Passional

letras-foda

Pensava que acontecia é na vida dos outros, nos filmes, novelas das sete. Não comigo. Enfim, agora entendo os poetas. Boêmios e seus cotovelos intumescidos. O que não consigo entender é por que eu, por quê? Interessados não faltariam. Não é o caso. Existem demandas e ofertas equilibradas. Há os que estão à procura. Abertos. Dispostos. Sonham com isso. Rezam pra que aconteça em suas tão desgraçadas vidas. Na minha é que não cabe. Não tenho espaço suficiente. Falta-me sorte. Falta o tempo. O ar já me falta.

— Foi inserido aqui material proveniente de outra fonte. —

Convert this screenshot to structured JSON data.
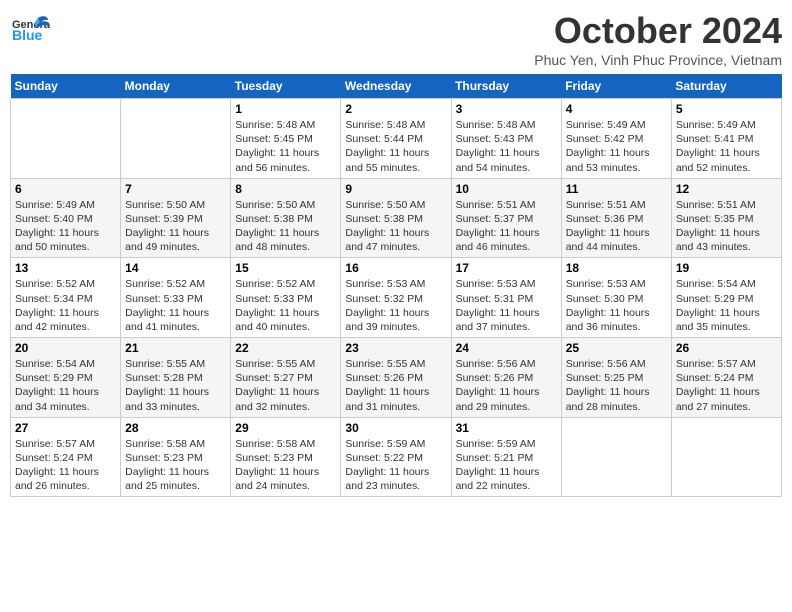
{
  "header": {
    "logo": "GeneralBlue",
    "logo_part1": "General",
    "logo_part2": "Blue",
    "month": "October 2024",
    "location": "Phuc Yen, Vinh Phuc Province, Vietnam"
  },
  "weekdays": [
    "Sunday",
    "Monday",
    "Tuesday",
    "Wednesday",
    "Thursday",
    "Friday",
    "Saturday"
  ],
  "weeks": [
    [
      {
        "day": "",
        "detail": ""
      },
      {
        "day": "",
        "detail": ""
      },
      {
        "day": "1",
        "detail": "Sunrise: 5:48 AM\nSunset: 5:45 PM\nDaylight: 11 hours and 56 minutes."
      },
      {
        "day": "2",
        "detail": "Sunrise: 5:48 AM\nSunset: 5:44 PM\nDaylight: 11 hours and 55 minutes."
      },
      {
        "day": "3",
        "detail": "Sunrise: 5:48 AM\nSunset: 5:43 PM\nDaylight: 11 hours and 54 minutes."
      },
      {
        "day": "4",
        "detail": "Sunrise: 5:49 AM\nSunset: 5:42 PM\nDaylight: 11 hours and 53 minutes."
      },
      {
        "day": "5",
        "detail": "Sunrise: 5:49 AM\nSunset: 5:41 PM\nDaylight: 11 hours and 52 minutes."
      }
    ],
    [
      {
        "day": "6",
        "detail": "Sunrise: 5:49 AM\nSunset: 5:40 PM\nDaylight: 11 hours and 50 minutes."
      },
      {
        "day": "7",
        "detail": "Sunrise: 5:50 AM\nSunset: 5:39 PM\nDaylight: 11 hours and 49 minutes."
      },
      {
        "day": "8",
        "detail": "Sunrise: 5:50 AM\nSunset: 5:38 PM\nDaylight: 11 hours and 48 minutes."
      },
      {
        "day": "9",
        "detail": "Sunrise: 5:50 AM\nSunset: 5:38 PM\nDaylight: 11 hours and 47 minutes."
      },
      {
        "day": "10",
        "detail": "Sunrise: 5:51 AM\nSunset: 5:37 PM\nDaylight: 11 hours and 46 minutes."
      },
      {
        "day": "11",
        "detail": "Sunrise: 5:51 AM\nSunset: 5:36 PM\nDaylight: 11 hours and 44 minutes."
      },
      {
        "day": "12",
        "detail": "Sunrise: 5:51 AM\nSunset: 5:35 PM\nDaylight: 11 hours and 43 minutes."
      }
    ],
    [
      {
        "day": "13",
        "detail": "Sunrise: 5:52 AM\nSunset: 5:34 PM\nDaylight: 11 hours and 42 minutes."
      },
      {
        "day": "14",
        "detail": "Sunrise: 5:52 AM\nSunset: 5:33 PM\nDaylight: 11 hours and 41 minutes."
      },
      {
        "day": "15",
        "detail": "Sunrise: 5:52 AM\nSunset: 5:33 PM\nDaylight: 11 hours and 40 minutes."
      },
      {
        "day": "16",
        "detail": "Sunrise: 5:53 AM\nSunset: 5:32 PM\nDaylight: 11 hours and 39 minutes."
      },
      {
        "day": "17",
        "detail": "Sunrise: 5:53 AM\nSunset: 5:31 PM\nDaylight: 11 hours and 37 minutes."
      },
      {
        "day": "18",
        "detail": "Sunrise: 5:53 AM\nSunset: 5:30 PM\nDaylight: 11 hours and 36 minutes."
      },
      {
        "day": "19",
        "detail": "Sunrise: 5:54 AM\nSunset: 5:29 PM\nDaylight: 11 hours and 35 minutes."
      }
    ],
    [
      {
        "day": "20",
        "detail": "Sunrise: 5:54 AM\nSunset: 5:29 PM\nDaylight: 11 hours and 34 minutes."
      },
      {
        "day": "21",
        "detail": "Sunrise: 5:55 AM\nSunset: 5:28 PM\nDaylight: 11 hours and 33 minutes."
      },
      {
        "day": "22",
        "detail": "Sunrise: 5:55 AM\nSunset: 5:27 PM\nDaylight: 11 hours and 32 minutes."
      },
      {
        "day": "23",
        "detail": "Sunrise: 5:55 AM\nSunset: 5:26 PM\nDaylight: 11 hours and 31 minutes."
      },
      {
        "day": "24",
        "detail": "Sunrise: 5:56 AM\nSunset: 5:26 PM\nDaylight: 11 hours and 29 minutes."
      },
      {
        "day": "25",
        "detail": "Sunrise: 5:56 AM\nSunset: 5:25 PM\nDaylight: 11 hours and 28 minutes."
      },
      {
        "day": "26",
        "detail": "Sunrise: 5:57 AM\nSunset: 5:24 PM\nDaylight: 11 hours and 27 minutes."
      }
    ],
    [
      {
        "day": "27",
        "detail": "Sunrise: 5:57 AM\nSunset: 5:24 PM\nDaylight: 11 hours and 26 minutes."
      },
      {
        "day": "28",
        "detail": "Sunrise: 5:58 AM\nSunset: 5:23 PM\nDaylight: 11 hours and 25 minutes."
      },
      {
        "day": "29",
        "detail": "Sunrise: 5:58 AM\nSunset: 5:23 PM\nDaylight: 11 hours and 24 minutes."
      },
      {
        "day": "30",
        "detail": "Sunrise: 5:59 AM\nSunset: 5:22 PM\nDaylight: 11 hours and 23 minutes."
      },
      {
        "day": "31",
        "detail": "Sunrise: 5:59 AM\nSunset: 5:21 PM\nDaylight: 11 hours and 22 minutes."
      },
      {
        "day": "",
        "detail": ""
      },
      {
        "day": "",
        "detail": ""
      }
    ]
  ]
}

Tanta gente garimpando palavras amigas, tanto carente sozinho por aí. Por que logo comigo? Somam-se incontáveis solitários, mal amados, em guerra com o cupido. Eu não. Já tenho muito por quem sofrer. Talvez outra pessoa mais necessitada. Minha tia solitária solteirona, por exemplo. Não eu! Eu não careço de mais essa chama. Tenho três filhas, mulher, uma rotina, pai e mãe vivos, irmãos, sobrinhos, tios, primos, afilhados, carro, um lar, finais de semana, cerveja artesanal, meus livros, amigos, saúde. Não me falta coisa alguma. Muito menos uma coisa dessas.

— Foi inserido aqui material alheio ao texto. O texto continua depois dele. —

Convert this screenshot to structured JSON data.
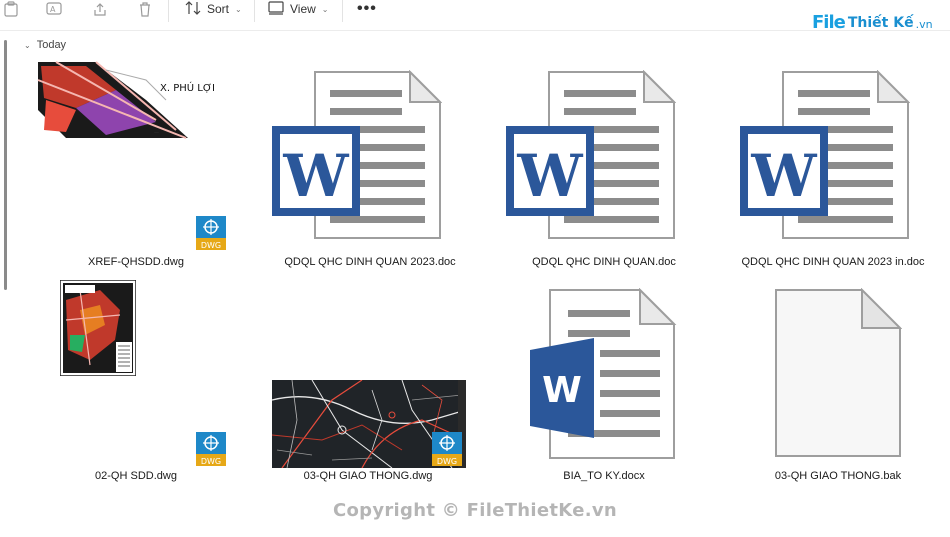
{
  "toolbar": {
    "sort_label": "Sort",
    "view_label": "View",
    "more_label": "•••"
  },
  "brand": {
    "file": "File",
    "rest": "Thiết Kế",
    "vn": ".vn"
  },
  "group": {
    "label": "Today"
  },
  "files": [
    {
      "name": "XREF-QHSDD.dwg",
      "type": "dwg",
      "thumb_text": "X. PHÚ LỢI"
    },
    {
      "name": "QDQL QHC DINH QUAN 2023.doc",
      "type": "doc"
    },
    {
      "name": "QDQL QHC DINH QUAN.doc",
      "type": "doc"
    },
    {
      "name": "QDQL QHC DINH QUAN 2023 in.doc",
      "type": "doc"
    },
    {
      "name": "02-QH SDD.dwg",
      "type": "dwg"
    },
    {
      "name": "03-QH GIAO THONG.dwg",
      "type": "dwg"
    },
    {
      "name": "BIA_TO KY.docx",
      "type": "docx"
    },
    {
      "name": "03-QH GIAO THONG.bak",
      "type": "bak"
    }
  ],
  "badge_text": "DWG",
  "word_letter": "W",
  "watermark": "Copyright © FileThietKe.vn",
  "colors": {
    "word_blue": "#2b579a",
    "dwg_blue": "#1e88c8",
    "dwg_yellow": "#e6a817",
    "accent": "#1aa0e0"
  }
}
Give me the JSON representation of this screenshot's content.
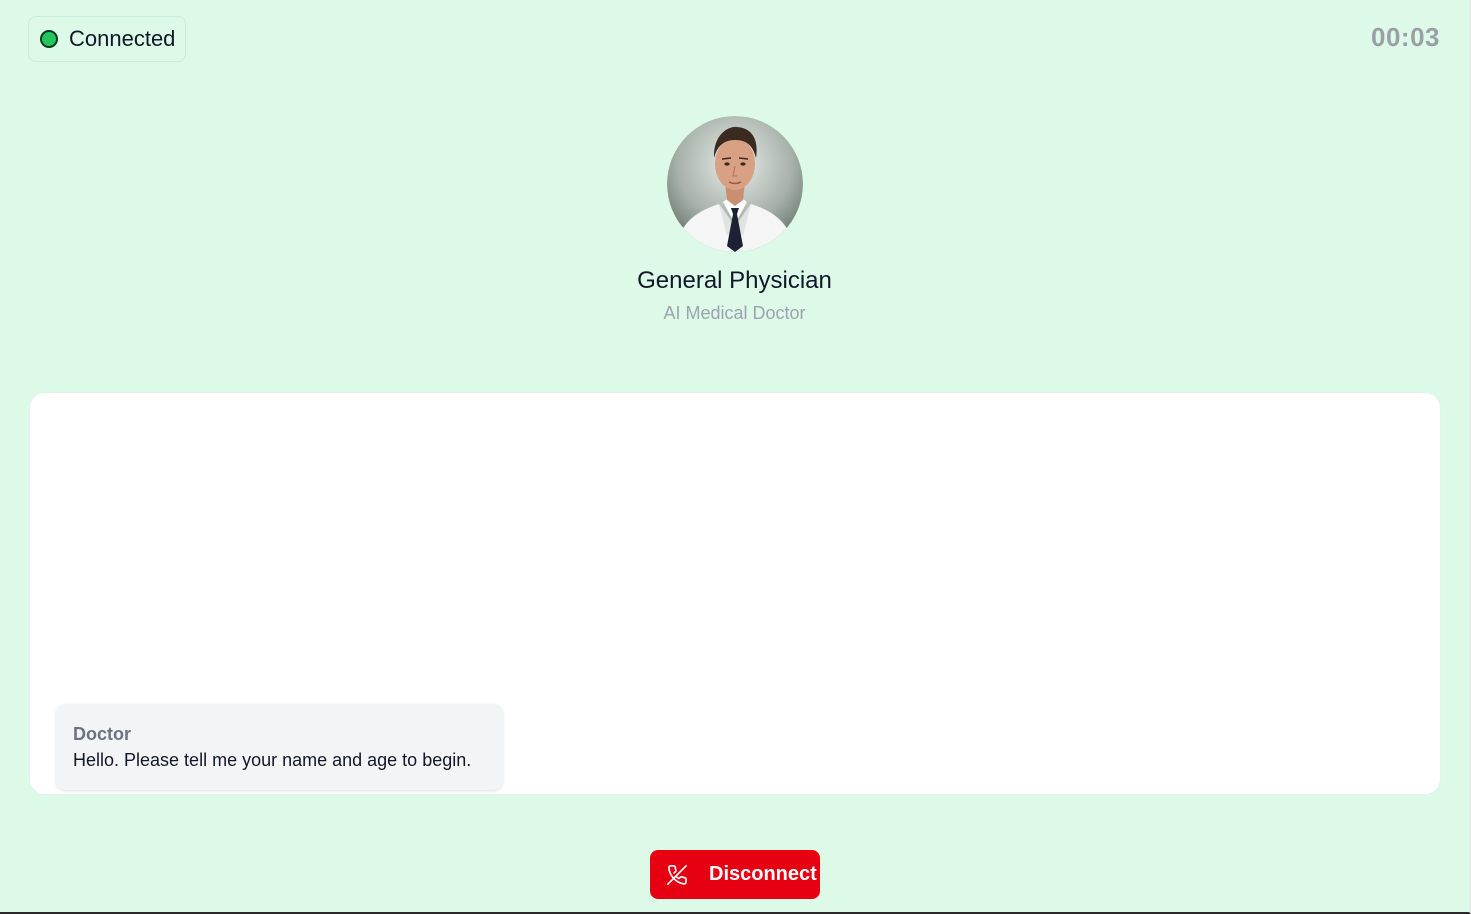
{
  "status": {
    "label": "Connected",
    "color": "#22c55e"
  },
  "timer": {
    "value": "00:03"
  },
  "doctor": {
    "name": "General Physician",
    "subtitle": "AI Medical Doctor",
    "avatar_icon": "doctor-avatar-photo"
  },
  "transcript": {
    "messages": [
      {
        "sender": "Doctor",
        "text": "Hello. Please tell me your name and age to begin."
      }
    ]
  },
  "actions": {
    "disconnect_label": "Disconnect",
    "disconnect_icon": "phone-off-icon",
    "disconnect_color": "#e60012"
  },
  "colors": {
    "background": "#dcfae7",
    "panel": "#ffffff",
    "bubble": "#f3f4f6"
  }
}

Falta de vergonha na cara, me confessa o espelho.  Fui pego despercebido – eu novamente, tentando me consolar. Alguns buscam por isso uma vida ou duas e não passam nem perto. Desatento, trançaram minhas pernas. Estamos cegos, meus olhos e meus andares. Cantam silêncios em meus perturbados ouvidos. Move-se o mundo numa esteira elétrica sob meus pés. E eu assim, em estado de choque. Tomara que passe. Mas bem devagar. Eu, que já tenho essas coisas de mais e sobrando, não esperava que fosse assim mesmo, como todo mundo fala. A gente é que nesse estado não escuta ninguém, mesmo. Fica bobo. Perde a noção do ridículo.

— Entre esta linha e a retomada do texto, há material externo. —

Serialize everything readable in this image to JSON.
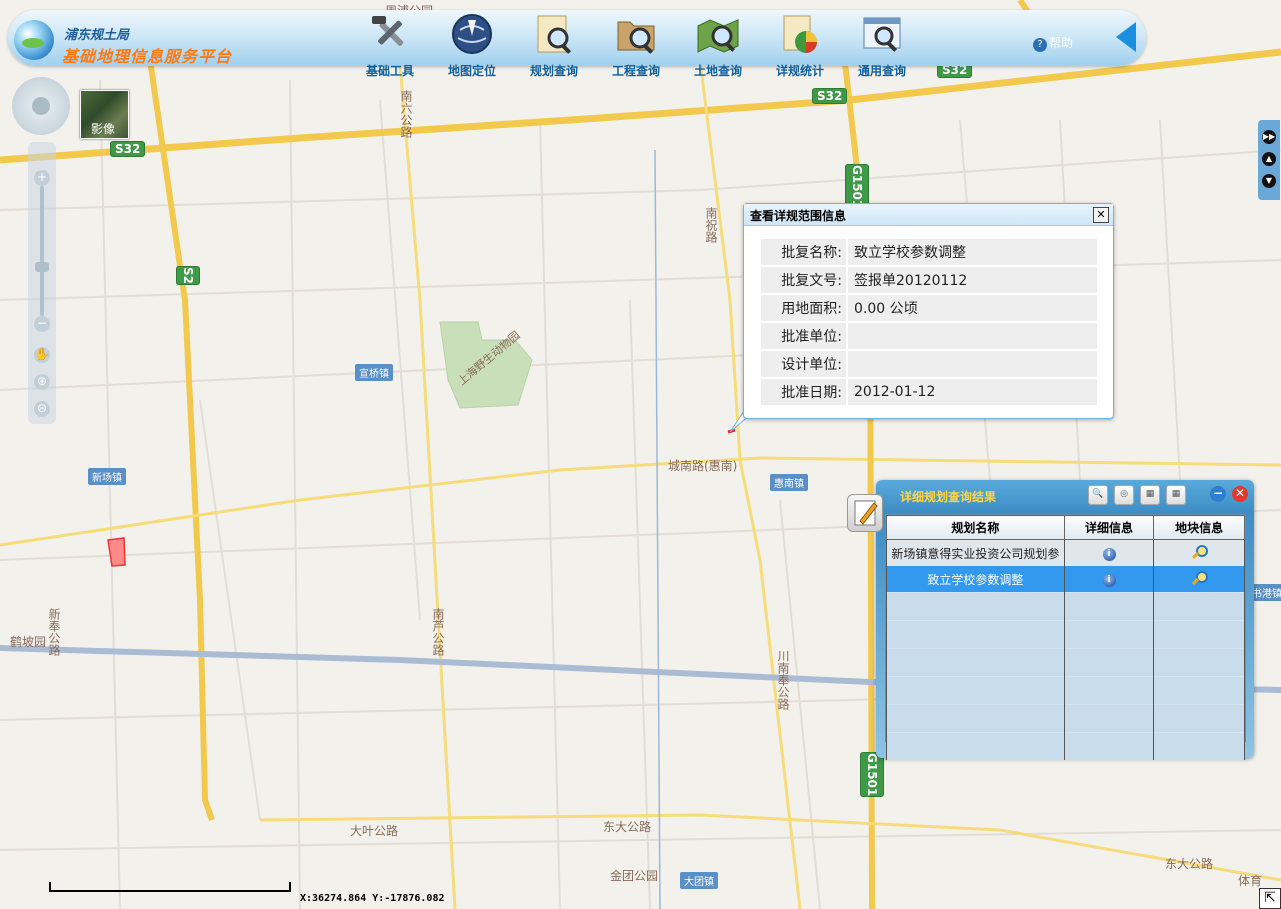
{
  "header": {
    "org_name": "浦东规土局",
    "platform_name": "基础地理信息服务平台",
    "tools": [
      {
        "label": "基础工具",
        "icon": "tools-icon"
      },
      {
        "label": "地图定位",
        "icon": "globe-locate-icon"
      },
      {
        "label": "规划查询",
        "icon": "plan-search-icon"
      },
      {
        "label": "工程查询",
        "icon": "project-search-icon"
      },
      {
        "label": "土地查询",
        "icon": "land-search-icon"
      },
      {
        "label": "详规统计",
        "icon": "pie-chart-icon"
      },
      {
        "label": "通用查询",
        "icon": "general-search-icon"
      }
    ],
    "help_label": "帮助"
  },
  "map": {
    "imagery_label": "影像",
    "road_shields": [
      "S32",
      "S32",
      "S32",
      "S2",
      "G1501",
      "G1501"
    ],
    "road_labels": [
      "南六公路",
      "南祝路",
      "城南路(惠南)",
      "南芦公路",
      "新奉公路",
      "川南奉公路",
      "大叶公路",
      "东大公路",
      "东大公路",
      "上海野生动物园",
      "金团公园",
      "周浦公园"
    ],
    "towns": [
      "宣桥镇",
      "新场镇",
      "惠南镇",
      "鹤坡园",
      "大团镇",
      "书港镇",
      "体育"
    ],
    "coordinates": "X:36274.864  Y:-17876.082"
  },
  "popup": {
    "title": "查看详规范围信息",
    "rows": [
      {
        "key": "批复名称:",
        "value": "致立学校参数调整"
      },
      {
        "key": "批复文号:",
        "value": "签报单20120112"
      },
      {
        "key": "用地面积:",
        "value": "0.00 公顷"
      },
      {
        "key": "批准单位:",
        "value": ""
      },
      {
        "key": "设计单位:",
        "value": ""
      },
      {
        "key": "批准日期:",
        "value": "2012-01-12"
      }
    ]
  },
  "results": {
    "title": "详细规划查询结果",
    "columns": [
      "规划名称",
      "详细信息",
      "地块信息"
    ],
    "rows": [
      {
        "name": "新场镇意得实业投资公司规划参"
      },
      {
        "name": "致立学校参数调整"
      }
    ]
  }
}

Só essa vontade de chorar sem motivo é que me incomoda um pouco. Falta de apetite. Desatenção. Isso eu já superei. Agora, essa vontade de chorar por nada acaba comigo. Tudo bem que é um choro de alegria, de gratidão. Aquele choro aliviado de quem encontrou algo que estava procurando faz muito tempo. Lágrimas de um reencontro. Pranto santo. A cara lavada de orgulho. O peito sangrando esperança. Sabe, apaixonei-me pelas letras. Não consigo esconder mais de mim. Logo eu, que já venho faz tempo sofrendo paixões bem resolvidas. Valha-me, Santa Mafalda. “Justo a mim coube ser eu?”.